Più o meno la stessa idea è quella espressa dall'osservatore ucraino Andrej Zolotarëv, secondo il quale la situazione è a metà tra il critico e il catastrofico, anche perché i reparti ucraini sono a corto di riserve, dopo le batoste a Konstantinovka, sulla direttrice di Pokrovsk, senza contare che la "linea Mindich", le fortificazioni nella regione di Sumy si è rivelata essere solo sulla carta. Oltretutto, dice Zolotarëv, quando cesseranno le forniture americane di armi, nessun “Taurus” potrà salvare l'Ucraina. In passato, dice, abbiamo avuto «una setta di testimoni del Bajraktar, poi dei Leopard, poi degli Abrams, poi degli F-16, e ora una setta di testimoni del Taurus»; pare però che, al contrario di quanto sostenuto da Ermak, che intendeva convincere gli USA a fornire nuovi aiuti militari in cambio dell'accordo sulle risorse, «a quanto pare non se ne è fatto nulla. Sì, gli americani sono pronti a vendere, ma per vendere, ci devono essere soldi veri». Oggi sembra calato il silenzio anche su quell'impianto per la costruzione di “Bajraktar”, realizzato in Ucraina insieme ai turchi.
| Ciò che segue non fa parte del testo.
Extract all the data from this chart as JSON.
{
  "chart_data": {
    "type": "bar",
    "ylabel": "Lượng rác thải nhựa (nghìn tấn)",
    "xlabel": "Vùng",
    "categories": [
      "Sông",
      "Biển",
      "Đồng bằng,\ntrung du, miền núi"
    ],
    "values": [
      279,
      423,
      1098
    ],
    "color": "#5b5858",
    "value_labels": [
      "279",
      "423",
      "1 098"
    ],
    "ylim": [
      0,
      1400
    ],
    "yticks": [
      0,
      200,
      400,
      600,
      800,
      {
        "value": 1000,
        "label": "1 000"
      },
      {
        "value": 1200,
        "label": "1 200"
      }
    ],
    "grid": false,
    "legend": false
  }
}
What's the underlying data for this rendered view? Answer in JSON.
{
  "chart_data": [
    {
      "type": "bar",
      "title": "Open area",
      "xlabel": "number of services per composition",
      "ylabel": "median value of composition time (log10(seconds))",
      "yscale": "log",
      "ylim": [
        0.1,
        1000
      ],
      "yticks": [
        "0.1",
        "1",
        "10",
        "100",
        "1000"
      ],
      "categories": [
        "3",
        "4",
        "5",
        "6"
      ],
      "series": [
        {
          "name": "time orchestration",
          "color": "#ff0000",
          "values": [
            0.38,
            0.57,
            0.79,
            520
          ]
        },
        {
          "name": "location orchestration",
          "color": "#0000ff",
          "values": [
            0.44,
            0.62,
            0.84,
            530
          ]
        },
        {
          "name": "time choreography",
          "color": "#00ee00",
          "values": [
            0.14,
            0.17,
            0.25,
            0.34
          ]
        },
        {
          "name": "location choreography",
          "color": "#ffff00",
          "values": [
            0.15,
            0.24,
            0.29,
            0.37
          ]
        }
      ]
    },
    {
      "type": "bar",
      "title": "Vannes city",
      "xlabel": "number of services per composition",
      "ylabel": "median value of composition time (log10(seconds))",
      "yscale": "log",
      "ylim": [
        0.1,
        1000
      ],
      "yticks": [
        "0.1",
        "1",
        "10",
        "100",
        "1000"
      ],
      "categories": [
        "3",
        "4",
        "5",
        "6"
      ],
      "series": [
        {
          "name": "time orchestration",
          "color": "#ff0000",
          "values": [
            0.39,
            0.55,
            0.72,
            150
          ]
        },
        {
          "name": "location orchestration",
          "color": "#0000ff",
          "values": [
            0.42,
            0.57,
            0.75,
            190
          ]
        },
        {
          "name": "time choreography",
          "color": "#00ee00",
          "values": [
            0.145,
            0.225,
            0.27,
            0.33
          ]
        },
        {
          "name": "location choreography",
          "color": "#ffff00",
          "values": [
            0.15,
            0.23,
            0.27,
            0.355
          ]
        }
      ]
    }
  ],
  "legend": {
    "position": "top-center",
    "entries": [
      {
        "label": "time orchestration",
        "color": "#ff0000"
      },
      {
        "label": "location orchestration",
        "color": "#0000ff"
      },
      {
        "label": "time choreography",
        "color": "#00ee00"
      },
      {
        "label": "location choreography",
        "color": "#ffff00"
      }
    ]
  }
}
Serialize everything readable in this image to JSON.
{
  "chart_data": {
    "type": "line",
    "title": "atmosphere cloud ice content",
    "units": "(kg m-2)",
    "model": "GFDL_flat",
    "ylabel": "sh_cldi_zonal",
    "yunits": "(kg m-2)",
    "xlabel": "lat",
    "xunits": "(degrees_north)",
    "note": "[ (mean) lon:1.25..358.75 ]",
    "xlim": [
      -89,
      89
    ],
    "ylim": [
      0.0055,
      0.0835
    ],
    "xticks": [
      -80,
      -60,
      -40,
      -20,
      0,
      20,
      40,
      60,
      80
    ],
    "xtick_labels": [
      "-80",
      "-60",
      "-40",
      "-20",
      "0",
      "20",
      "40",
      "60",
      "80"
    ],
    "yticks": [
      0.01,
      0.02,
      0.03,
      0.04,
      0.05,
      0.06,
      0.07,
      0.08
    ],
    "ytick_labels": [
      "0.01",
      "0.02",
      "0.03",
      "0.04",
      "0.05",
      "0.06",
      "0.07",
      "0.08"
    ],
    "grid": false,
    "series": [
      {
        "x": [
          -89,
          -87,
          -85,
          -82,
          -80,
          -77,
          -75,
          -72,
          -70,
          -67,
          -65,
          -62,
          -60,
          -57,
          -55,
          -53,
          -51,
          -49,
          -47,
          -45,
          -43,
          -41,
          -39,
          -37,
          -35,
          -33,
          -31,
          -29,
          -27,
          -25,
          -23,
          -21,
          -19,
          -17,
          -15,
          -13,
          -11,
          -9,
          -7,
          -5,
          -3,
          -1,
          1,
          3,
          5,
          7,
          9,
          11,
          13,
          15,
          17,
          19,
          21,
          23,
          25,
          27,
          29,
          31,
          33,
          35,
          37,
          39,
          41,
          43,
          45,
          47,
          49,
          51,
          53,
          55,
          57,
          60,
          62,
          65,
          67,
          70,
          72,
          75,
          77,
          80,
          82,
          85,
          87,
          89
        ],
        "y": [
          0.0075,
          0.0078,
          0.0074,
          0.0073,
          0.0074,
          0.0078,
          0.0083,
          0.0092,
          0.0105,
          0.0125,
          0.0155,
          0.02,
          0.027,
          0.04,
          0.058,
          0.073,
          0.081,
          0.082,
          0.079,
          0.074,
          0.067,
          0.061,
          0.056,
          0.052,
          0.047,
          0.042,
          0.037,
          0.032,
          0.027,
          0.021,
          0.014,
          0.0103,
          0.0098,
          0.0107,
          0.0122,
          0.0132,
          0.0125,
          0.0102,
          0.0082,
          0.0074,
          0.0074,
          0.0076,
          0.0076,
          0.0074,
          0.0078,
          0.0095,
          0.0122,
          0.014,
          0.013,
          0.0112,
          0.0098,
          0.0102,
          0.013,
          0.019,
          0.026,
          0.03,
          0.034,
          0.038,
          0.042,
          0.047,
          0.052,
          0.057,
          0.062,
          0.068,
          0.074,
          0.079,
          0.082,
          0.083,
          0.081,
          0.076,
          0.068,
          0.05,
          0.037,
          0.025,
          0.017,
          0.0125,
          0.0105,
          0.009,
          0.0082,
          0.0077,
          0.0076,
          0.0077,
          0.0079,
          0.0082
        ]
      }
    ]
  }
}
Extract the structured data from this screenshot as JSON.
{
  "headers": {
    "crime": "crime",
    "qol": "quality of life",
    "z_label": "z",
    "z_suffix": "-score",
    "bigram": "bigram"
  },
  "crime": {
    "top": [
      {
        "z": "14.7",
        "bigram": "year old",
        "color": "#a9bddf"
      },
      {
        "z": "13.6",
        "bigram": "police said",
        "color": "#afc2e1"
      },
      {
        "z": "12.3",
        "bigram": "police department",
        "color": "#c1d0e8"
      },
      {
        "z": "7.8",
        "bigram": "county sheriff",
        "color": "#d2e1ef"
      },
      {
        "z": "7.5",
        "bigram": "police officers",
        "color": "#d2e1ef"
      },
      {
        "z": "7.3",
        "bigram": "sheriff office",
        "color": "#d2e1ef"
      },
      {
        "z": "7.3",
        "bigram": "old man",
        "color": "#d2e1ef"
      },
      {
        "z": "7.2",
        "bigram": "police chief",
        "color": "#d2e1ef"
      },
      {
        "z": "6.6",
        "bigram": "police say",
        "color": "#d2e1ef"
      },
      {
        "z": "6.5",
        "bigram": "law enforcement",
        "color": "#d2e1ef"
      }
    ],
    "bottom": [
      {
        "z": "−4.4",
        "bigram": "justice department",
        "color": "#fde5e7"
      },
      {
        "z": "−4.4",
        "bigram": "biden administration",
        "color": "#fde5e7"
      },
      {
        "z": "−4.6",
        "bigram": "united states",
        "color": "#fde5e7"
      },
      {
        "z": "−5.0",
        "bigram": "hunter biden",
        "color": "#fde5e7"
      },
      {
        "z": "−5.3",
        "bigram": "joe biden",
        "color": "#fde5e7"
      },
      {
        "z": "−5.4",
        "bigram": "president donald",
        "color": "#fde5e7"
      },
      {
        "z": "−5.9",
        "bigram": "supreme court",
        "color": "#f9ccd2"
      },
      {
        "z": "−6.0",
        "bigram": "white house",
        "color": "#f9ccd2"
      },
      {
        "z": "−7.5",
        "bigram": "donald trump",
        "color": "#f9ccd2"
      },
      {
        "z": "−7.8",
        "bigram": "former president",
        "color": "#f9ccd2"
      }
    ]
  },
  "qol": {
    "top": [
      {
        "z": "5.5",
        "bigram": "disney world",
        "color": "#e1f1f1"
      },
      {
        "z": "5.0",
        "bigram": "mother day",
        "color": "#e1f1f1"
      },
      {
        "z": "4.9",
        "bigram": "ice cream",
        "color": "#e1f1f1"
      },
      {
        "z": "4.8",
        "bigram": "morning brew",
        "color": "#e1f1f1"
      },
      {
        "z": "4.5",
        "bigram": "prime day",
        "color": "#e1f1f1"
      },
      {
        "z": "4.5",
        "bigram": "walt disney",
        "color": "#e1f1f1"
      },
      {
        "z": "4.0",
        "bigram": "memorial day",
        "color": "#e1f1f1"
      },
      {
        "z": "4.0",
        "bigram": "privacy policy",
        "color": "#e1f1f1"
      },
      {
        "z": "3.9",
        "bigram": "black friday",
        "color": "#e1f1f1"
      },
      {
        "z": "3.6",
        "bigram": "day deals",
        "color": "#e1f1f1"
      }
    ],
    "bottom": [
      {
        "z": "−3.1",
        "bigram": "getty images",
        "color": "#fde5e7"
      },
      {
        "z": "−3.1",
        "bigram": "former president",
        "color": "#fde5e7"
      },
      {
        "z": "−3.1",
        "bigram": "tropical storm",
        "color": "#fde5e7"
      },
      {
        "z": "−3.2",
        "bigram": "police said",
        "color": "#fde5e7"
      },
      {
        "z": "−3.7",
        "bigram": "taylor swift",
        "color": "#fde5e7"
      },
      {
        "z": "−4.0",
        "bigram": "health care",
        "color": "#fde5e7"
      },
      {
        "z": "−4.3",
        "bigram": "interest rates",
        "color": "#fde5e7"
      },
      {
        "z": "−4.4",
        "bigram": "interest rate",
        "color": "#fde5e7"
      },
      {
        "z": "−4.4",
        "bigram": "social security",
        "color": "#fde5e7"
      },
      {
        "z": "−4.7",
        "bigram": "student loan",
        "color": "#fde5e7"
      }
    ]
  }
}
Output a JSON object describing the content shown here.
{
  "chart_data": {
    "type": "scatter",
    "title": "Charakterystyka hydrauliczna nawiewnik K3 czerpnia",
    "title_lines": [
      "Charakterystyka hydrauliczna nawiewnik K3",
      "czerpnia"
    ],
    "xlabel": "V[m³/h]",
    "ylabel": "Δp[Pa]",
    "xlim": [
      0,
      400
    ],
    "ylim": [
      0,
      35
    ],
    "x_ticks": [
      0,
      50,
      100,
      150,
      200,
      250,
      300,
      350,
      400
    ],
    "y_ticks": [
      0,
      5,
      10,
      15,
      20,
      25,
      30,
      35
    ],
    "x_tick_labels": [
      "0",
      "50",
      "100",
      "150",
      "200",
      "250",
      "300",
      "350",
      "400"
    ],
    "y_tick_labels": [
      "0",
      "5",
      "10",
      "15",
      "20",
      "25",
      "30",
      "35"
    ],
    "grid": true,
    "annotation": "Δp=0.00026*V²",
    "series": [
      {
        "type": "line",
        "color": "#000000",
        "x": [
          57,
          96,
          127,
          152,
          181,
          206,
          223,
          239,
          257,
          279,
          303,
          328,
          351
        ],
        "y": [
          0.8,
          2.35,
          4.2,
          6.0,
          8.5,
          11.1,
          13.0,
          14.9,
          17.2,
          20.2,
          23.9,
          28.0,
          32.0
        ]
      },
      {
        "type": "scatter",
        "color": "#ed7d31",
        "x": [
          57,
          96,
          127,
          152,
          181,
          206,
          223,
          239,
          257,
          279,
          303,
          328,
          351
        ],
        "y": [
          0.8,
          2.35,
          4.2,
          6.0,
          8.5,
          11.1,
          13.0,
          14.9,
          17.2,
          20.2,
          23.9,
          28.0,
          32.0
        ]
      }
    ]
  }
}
Un po' come, presumibilmente, accadrà per gli sbandierati piani di Bruxelles per la creazione di un'industria militare europeista direttamente in territorio ucraino, arrivando a «ulteriori forme di cooperazione in materia di sicurezza e difesa, in linea con il nostro sostegno all’integrazione euro-atlantica dell’Ucraina», come strombazzato al termine dell'incontro “Weimar Plus” allargato alla NATO, tenutosi a villa Madama, presenti i Ministri degli esteri di Germania, Francia e Polonia, insieme a quelli di Italia, Gran Bretagna, Spagna. Va da sé che all'incontro non mancassero né “Fredegonda”-Kallas, né il golpista Andrej Sibiga, tutti concordi nel vaneggiare di «garanzie di sicurezza per l’Ucraina, a partire da un esercito e da un’industria della difesa ucraini forti», spostando così a est, con forza-lavoro a prezzo stracciato, la fonte dei profitti del complesso militare-industriale euroatlantico.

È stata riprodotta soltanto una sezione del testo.